By Maria McCann

Harvest. 565 pp. Paperback, $15

It has long been accepted by readers of detective fiction that the narrator of the story should not be the culprit. The approved reason for this is that if he were the murderer, his mind would be too much upon the murder he has committed for him to withhold the fact of his guilt.

Well, what is true for mysteries is, at least in some sense, also true for so-called mainstream fiction. Leaving aside those rare puzzlers, such as John Updike's Roger's Version, in which the reader is best advised to "trust the tale and not the teller," we wish our narrators to play fair with us on the page.

What a shock, then, to find about a hundred pages into As Meat Loves Salt that Jacob Cullen, the narrator and protagonist, who has seemed a decent-enough fellow up to that point, turns out to be a brutal and sadistic murderer. There are indeed more surprises. At book's end Jacob is on a ship sailing for the New World and has by that time convinced us that he is not merely brutal, but also quite mad. In the more than 400 pages between, he has killed, stolen, betrayed and grievously assaulted others as well.

Still, this novel is set in England in the 17th century, during the vicious civil war fought between Oliver Cromwell's Roundheads and the Cavaliers loyal to King Charles I. Could the author, Maria McCann, be suggesting that, bad as he is, Jacob Cullen may be no more than representative of his age? No, Jacob is exceptional -- exceptionally nasty -- and to prove the case, I refer you to the plot, such as it is.

When Jacob, newly married, finds himself rightly suspected of murder, he takes his bride and runs for the woods. He confides to her that, yes, he is guilty, and that this explains why he grabbed her and ran. Next morning he wakes up to find her gone, fled from him and from all he has confessed. Fearing that she may lead the authorities to him, he continues to run until he falls in with Cromwell's New Model Army as it rages through the west country. Its goal is Basing-House, a castle reinforced and ready for a siege. Jacob is given a pike and taught how to use it. The expected siege lasts but a few days. Talented in violence of every sort, Jacob acquits himself well with pike and sword. But having had all of war that he wishes to have, he deserts with his great army friend Christopher Ferris.

Ferris, a gentleman, takes him to his aunt's place in London. There Jacob's friend becomes his lover. Their affair, carried out in secret, follows a predictable course -- from mawkish and sentimental to demanding and rejecting. Jacob is simply too crude and brutal in his sexuality to keep his friend long as a lover.

Ferris founds a colony of diggers on unused land belonging to one of the local gentry. (You're right; that was a warning light that just went off.) When Jacob's bride makes a sudden reappearance, carrying a baby that may be Jacob's, she disclaims all knowledge of him or their marriage. Ferris takes an interest in her, and when the landowner's men come to drive the diggers off the land, he is beaten -- probably to death -- while attempting to protect her and the child. All of this Jacob watches at a safe distance, having failed to give the warning that would have saved them.

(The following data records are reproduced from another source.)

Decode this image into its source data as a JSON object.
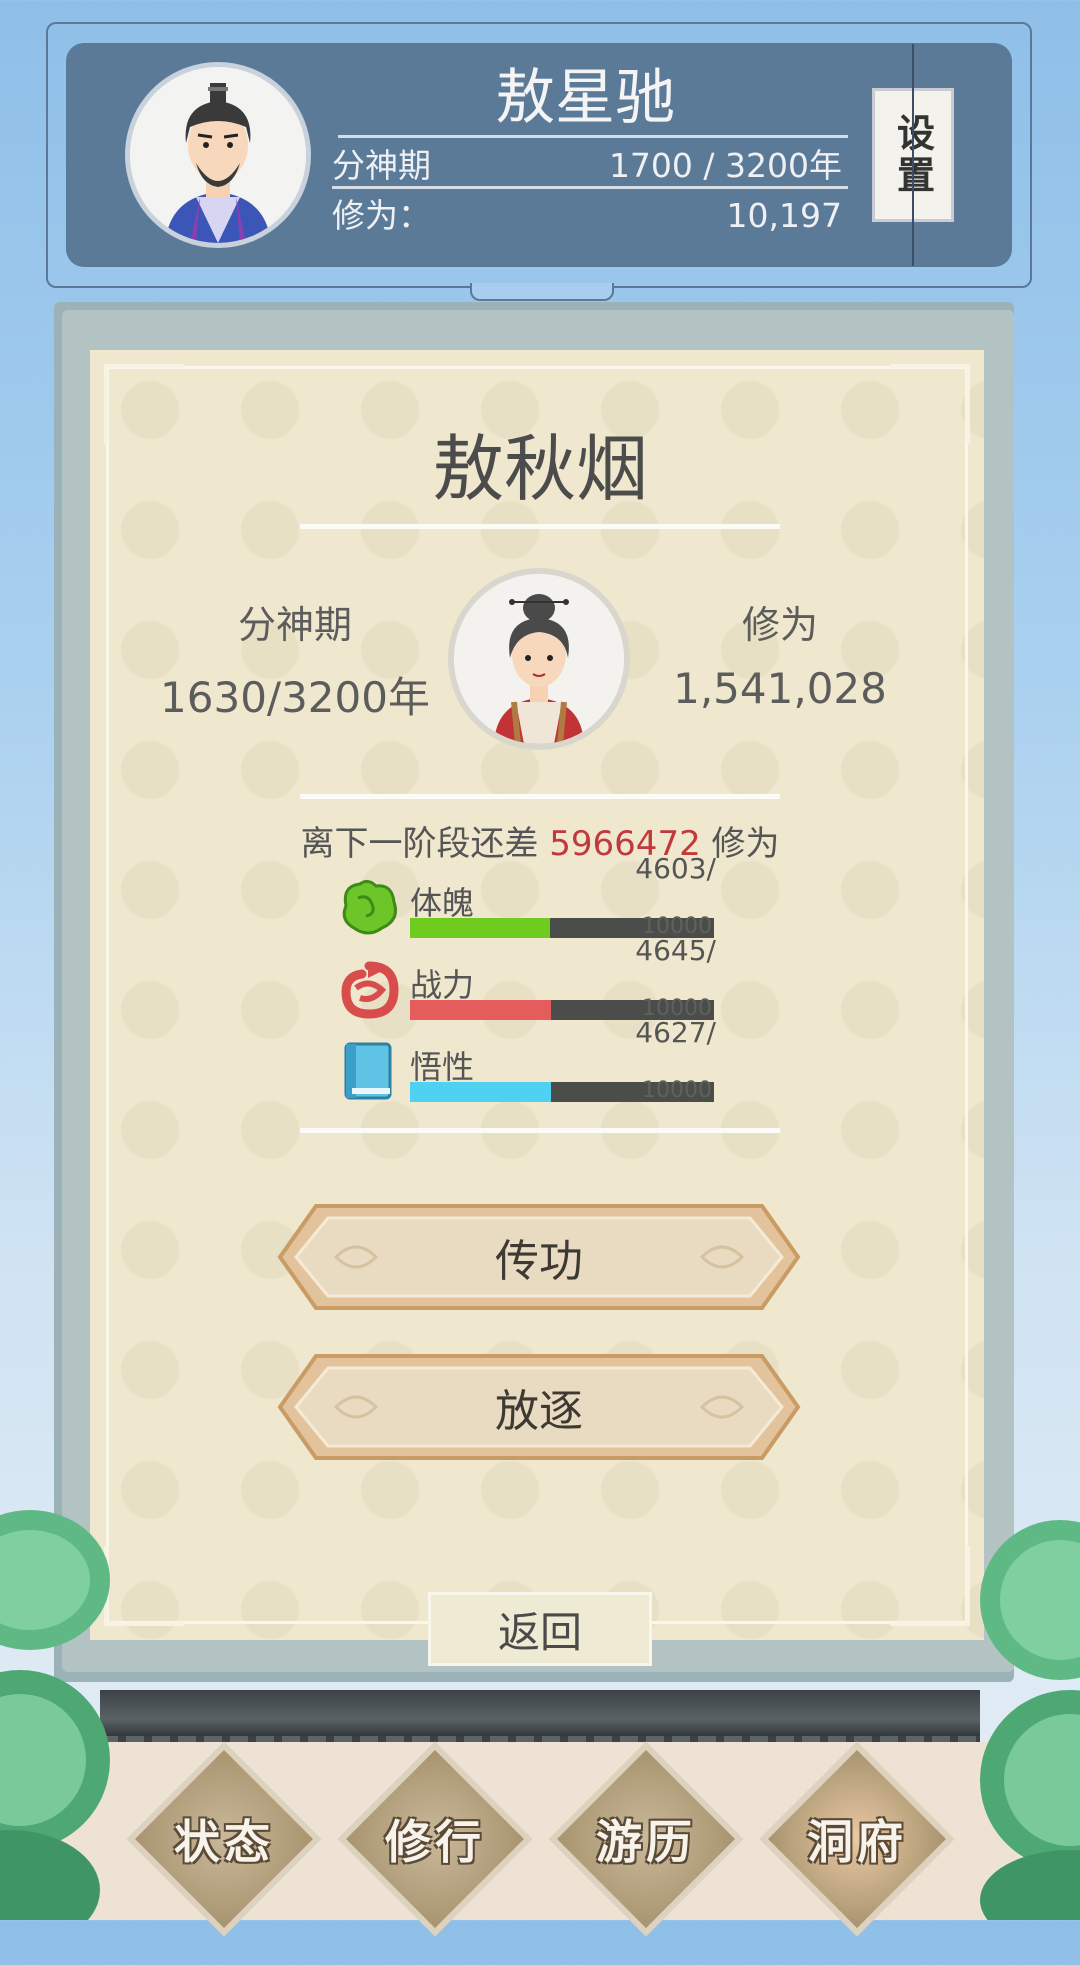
{
  "header": {
    "player_name": "敖星驰",
    "realm": "分神期",
    "age": "1700 / 3200年",
    "cultivation_label": "修为：",
    "cultivation_value": "10,197",
    "settings_label": "设置"
  },
  "member": {
    "name": "敖秋烟",
    "realm": "分神期",
    "age": "1630/3200年",
    "cultivation_label": "修为",
    "cultivation_value": "1,541,028",
    "next_stage_prefix": "离下一阶段还差",
    "next_stage_value": "5966472",
    "next_stage_suffix": "修为"
  },
  "attributes": [
    {
      "name": "体魄",
      "value": "4603/",
      "max": "10000",
      "fraction": 0.46,
      "color": "#6fcc1e",
      "icon": "body-icon"
    },
    {
      "name": "战力",
      "value": "4645/",
      "max": "10000",
      "fraction": 0.4645,
      "color": "#e55c5c",
      "icon": "dragon-icon"
    },
    {
      "name": "悟性",
      "value": "4627/",
      "max": "10000",
      "fraction": 0.4627,
      "color": "#4fd2f2",
      "icon": "book-icon"
    }
  ],
  "actions": {
    "transmit": "传功",
    "exile": "放逐",
    "back": "返回"
  },
  "nav": [
    {
      "label": "状态",
      "color": "#c9b89a"
    },
    {
      "label": "修行",
      "color": "#c9b89a"
    },
    {
      "label": "游历",
      "color": "#c9b89a"
    },
    {
      "label": "洞府",
      "color": "#e9c9a4"
    }
  ]
}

This book found a very enthusiastic reception in England, and it has some important things in its favor. It is told in a kind of synthetic 17th-century prose that is quite effective. It gives a good sense of the confusion and ugliness of the time -- but surely it could have been done in about 200 fewer pages.

Finally, there is that problem of the narrator/protagonist. Is it necessary that we like the narrator of a novel? That we applaud and cheer the protagonist on? Not at all. The sole obligation of the author to the reader is to make a book's characters interesting, and the leading character should be most interesting of all. Jacob Cullen is likely to be of interest only to those who eagerly lap up tales of serial killers and child murderers in the tabloids. Just imagine being trapped with such a man for 565 pages! *

Bruce Cook lives in Los Angeles, where he writes a series of historical mysteries under a pseudonym.